Children may have blood tests to help their doctor evaluate their illness, or to help monitor their health after surgery.
These tests may include the following:
- Complete blood count. A measurement of size, number and maturity of different blood cells in the blood. Red blood cells are important because they carry oxygen through the bloodstream to the organs and cells of the body. You are considered anemic if you don’t have enough red blood cells. White blood cells multiply when inflammation or infection is present. Platelets help the blood clot.
- Electrolytes. Minerals in the bloodstream, such as sodium, potassium, calcium and magnesium (that are important for the proper function of organs) may be measured. Sometimes, if a child is taking diuretics (“water pills” to help remove extra fluid from the body) for heart disease, the medication may cause electrolyte abnormalities.
- Total protein and albumin. These tests can help evaluate a child’s nutritional status and liver function.
- Prothrombin time (PT), partial thromboplastin time (PTT) and international normalized ratio (INR). These test the ability of the blood to clot. Sometimes these tests are done to evaluate the effectiveness of anticoagulant drugs (also known as blood thinners) taken for various heart problems.
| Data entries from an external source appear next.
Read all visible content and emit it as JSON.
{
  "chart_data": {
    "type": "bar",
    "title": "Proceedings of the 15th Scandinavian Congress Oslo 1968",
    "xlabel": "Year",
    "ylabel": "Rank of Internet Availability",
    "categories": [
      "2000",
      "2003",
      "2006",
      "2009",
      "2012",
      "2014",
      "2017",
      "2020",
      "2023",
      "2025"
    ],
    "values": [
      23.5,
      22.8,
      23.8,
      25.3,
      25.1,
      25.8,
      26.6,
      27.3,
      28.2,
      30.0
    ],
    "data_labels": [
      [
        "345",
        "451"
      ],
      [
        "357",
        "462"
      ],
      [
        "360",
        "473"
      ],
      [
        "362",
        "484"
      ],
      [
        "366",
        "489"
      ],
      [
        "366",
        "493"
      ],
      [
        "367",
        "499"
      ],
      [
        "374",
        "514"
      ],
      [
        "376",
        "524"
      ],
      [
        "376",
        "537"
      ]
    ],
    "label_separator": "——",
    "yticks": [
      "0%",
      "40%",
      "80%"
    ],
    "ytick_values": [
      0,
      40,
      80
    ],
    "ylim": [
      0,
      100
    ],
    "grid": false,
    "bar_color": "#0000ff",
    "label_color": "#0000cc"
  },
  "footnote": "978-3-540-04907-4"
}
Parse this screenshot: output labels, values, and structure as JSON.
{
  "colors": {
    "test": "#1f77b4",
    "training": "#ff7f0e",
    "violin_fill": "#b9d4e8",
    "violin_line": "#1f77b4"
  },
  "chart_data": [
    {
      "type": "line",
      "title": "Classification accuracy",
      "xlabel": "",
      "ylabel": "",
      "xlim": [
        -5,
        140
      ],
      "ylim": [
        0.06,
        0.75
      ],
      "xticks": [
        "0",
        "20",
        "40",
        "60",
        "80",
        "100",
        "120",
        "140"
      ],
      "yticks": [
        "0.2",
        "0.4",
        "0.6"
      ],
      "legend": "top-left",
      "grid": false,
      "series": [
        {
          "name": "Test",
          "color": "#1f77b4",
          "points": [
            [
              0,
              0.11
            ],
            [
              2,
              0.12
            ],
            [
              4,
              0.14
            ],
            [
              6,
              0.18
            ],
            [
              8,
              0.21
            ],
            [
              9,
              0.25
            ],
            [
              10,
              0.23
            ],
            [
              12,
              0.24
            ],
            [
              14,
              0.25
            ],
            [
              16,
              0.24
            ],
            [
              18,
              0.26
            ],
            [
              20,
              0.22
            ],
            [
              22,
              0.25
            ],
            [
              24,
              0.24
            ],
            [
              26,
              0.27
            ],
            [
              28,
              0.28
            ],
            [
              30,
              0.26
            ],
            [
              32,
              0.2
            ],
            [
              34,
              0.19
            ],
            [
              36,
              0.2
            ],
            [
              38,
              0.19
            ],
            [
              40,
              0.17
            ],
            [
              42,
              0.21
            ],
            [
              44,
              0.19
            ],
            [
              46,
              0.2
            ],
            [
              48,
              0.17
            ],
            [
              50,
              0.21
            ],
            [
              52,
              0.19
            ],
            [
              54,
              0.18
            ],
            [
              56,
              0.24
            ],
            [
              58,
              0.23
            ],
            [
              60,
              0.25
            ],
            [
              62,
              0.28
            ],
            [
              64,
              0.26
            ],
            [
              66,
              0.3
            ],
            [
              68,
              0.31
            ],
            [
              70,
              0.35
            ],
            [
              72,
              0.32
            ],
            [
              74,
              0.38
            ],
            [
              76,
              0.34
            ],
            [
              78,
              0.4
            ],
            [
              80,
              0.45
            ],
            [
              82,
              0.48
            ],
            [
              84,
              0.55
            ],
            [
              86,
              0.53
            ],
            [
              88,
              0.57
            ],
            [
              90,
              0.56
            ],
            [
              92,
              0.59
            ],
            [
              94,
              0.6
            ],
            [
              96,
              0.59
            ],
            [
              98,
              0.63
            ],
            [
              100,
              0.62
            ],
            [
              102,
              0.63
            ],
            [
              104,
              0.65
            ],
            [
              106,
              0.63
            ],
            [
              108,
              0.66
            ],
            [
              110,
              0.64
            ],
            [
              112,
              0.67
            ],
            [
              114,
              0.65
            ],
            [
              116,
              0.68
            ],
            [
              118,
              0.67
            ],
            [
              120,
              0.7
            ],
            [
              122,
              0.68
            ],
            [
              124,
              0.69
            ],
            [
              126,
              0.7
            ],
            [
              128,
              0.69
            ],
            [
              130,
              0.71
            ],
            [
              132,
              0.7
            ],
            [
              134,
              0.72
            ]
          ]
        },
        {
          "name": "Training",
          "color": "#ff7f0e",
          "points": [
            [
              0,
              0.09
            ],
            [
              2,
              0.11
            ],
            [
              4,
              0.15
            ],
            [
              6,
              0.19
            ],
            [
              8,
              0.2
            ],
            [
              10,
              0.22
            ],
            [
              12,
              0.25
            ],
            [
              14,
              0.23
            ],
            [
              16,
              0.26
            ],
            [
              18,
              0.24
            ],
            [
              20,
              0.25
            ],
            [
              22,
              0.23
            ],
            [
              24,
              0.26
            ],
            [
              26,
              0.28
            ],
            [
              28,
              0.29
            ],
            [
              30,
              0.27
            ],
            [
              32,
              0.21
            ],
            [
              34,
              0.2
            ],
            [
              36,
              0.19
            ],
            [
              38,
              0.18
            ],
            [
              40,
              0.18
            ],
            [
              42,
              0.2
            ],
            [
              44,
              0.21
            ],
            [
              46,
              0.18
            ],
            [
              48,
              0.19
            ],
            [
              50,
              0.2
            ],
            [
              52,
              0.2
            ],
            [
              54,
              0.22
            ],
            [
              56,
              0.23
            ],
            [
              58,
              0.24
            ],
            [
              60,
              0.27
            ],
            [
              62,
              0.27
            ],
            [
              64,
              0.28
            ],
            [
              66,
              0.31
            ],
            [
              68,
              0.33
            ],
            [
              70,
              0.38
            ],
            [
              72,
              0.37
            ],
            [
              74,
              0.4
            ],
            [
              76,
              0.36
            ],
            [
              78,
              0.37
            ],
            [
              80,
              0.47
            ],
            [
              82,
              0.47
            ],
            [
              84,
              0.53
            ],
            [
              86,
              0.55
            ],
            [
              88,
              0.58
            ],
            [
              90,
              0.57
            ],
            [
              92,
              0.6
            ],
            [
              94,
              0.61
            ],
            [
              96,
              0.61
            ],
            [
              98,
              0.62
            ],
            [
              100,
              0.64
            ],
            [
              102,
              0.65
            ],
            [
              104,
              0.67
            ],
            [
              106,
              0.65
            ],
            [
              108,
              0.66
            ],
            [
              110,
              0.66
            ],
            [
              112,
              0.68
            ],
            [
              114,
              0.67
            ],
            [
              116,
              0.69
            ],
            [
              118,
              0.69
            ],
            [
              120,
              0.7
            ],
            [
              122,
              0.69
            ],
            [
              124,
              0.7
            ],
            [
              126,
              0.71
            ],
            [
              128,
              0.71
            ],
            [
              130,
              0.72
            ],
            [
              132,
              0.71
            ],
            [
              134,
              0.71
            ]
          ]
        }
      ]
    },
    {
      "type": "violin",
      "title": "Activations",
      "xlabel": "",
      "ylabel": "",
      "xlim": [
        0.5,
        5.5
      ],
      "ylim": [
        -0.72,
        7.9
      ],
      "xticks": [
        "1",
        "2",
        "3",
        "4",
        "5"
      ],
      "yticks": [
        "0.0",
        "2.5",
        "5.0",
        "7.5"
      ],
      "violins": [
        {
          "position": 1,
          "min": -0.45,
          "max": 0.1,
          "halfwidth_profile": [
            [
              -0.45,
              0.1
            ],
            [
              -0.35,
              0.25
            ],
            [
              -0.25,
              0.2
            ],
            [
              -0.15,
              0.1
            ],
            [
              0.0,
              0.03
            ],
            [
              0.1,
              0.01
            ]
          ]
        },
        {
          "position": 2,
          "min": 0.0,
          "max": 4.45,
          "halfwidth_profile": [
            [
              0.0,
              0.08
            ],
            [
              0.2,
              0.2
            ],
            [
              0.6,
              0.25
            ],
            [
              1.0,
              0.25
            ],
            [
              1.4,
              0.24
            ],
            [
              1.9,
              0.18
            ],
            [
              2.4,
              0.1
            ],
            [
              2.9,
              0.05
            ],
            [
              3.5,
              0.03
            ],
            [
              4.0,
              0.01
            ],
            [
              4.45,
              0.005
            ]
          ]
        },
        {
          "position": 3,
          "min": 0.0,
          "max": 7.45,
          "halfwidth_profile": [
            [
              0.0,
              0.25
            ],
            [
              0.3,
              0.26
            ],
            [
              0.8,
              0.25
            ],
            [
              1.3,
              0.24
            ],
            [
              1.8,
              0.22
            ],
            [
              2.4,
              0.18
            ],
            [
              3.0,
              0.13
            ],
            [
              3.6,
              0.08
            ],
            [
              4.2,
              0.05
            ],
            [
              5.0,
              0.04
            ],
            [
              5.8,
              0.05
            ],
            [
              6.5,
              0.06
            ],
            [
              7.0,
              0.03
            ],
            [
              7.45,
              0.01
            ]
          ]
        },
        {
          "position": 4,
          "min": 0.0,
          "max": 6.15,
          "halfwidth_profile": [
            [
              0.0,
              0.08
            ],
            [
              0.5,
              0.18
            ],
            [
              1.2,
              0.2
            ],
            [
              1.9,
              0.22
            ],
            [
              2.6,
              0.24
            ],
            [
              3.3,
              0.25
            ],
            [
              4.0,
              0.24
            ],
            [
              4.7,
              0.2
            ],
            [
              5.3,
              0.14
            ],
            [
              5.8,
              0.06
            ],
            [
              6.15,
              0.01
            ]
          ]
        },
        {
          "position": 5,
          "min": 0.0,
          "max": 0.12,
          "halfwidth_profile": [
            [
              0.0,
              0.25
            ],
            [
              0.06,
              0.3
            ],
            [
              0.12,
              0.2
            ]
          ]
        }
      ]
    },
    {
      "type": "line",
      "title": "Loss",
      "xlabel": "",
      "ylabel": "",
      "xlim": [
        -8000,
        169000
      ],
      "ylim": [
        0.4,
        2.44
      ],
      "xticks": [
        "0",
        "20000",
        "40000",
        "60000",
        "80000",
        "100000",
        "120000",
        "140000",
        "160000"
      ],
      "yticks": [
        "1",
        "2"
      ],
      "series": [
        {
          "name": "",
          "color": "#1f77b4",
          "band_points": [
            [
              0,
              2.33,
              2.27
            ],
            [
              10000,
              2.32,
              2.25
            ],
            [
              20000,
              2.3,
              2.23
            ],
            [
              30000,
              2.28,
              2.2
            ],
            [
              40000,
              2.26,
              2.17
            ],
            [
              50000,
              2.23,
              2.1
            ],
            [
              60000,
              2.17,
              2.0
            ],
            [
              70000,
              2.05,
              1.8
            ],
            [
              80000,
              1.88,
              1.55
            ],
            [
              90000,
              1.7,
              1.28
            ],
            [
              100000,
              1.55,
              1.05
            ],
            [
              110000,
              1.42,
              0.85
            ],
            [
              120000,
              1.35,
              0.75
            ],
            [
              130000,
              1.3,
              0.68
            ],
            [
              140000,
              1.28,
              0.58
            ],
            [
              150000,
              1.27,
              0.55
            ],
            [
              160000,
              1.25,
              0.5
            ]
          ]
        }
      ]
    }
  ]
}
- Blood gas. A blood sample taken from an artery that measures the amounts of oxygen and carbon dioxide in the bloodstream, as well as the acidity or pH of the blood. A related test, usually done prior to the blood gas, is pulse oximetry. This painless, noninvasive test measures the amount of oxygen in the blood through a small, red-lighted sensor placed on a child’s finger, toe or earlobe.
- Genetic blood tests. Tests such as DNA, extended chromosome banding and fluorescent in situ hybridization (FISH) may be used to detect chromosomal abnormalities associated with congenital heart defects. These lab tests must be sent to a special genetics lab and often take days or weeks before results are available.